Au Burkina Faso, le mariage coutumier occupe une place importante dans les traditions et dans la vie des familles. Mais derrière sa dimension sociale et culturelle se pose une question de plus en plus sensible : combien faut-il aujourd’hui dépenser pour pouvoir se marier ? Selon les familles et les communautés, les pratiques sont très différentes.

Dans certaines familles, les exigences restent symboliques et accessibles.
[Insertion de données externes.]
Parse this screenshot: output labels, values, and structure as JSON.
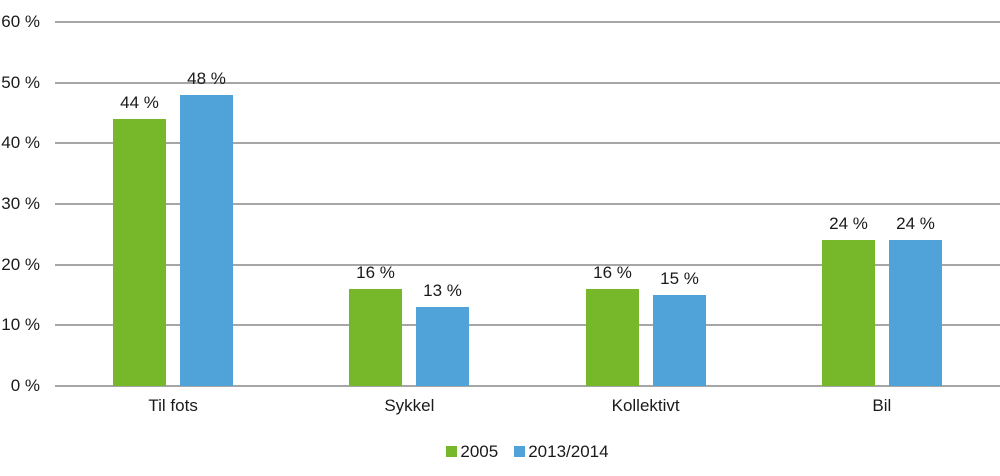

Dans d’autres, elles peuvent représenter plusieurs centaines de milliers de francs, voire atteindre ou dépasser le million de FCFA lorsque l’on additionne les différentes dépenses liées au mariage, sans oublier parfois le ou les bœufs demandés.

Dans la région du Centre-Nord, notamment à Bonga, dans la commune de Bourzanga, des informations recueillies auprès de la famille Sawadogo des Nyonyonsé font état d’une dot composée de deux calebasses de cola, deux paquets de sucre et 2 000 FCFA. Une somme supplémentaire peut être donnée, selon les moyens et le libre choix du futur mari, pour accompagner sa belle-famille dans les préparatifs.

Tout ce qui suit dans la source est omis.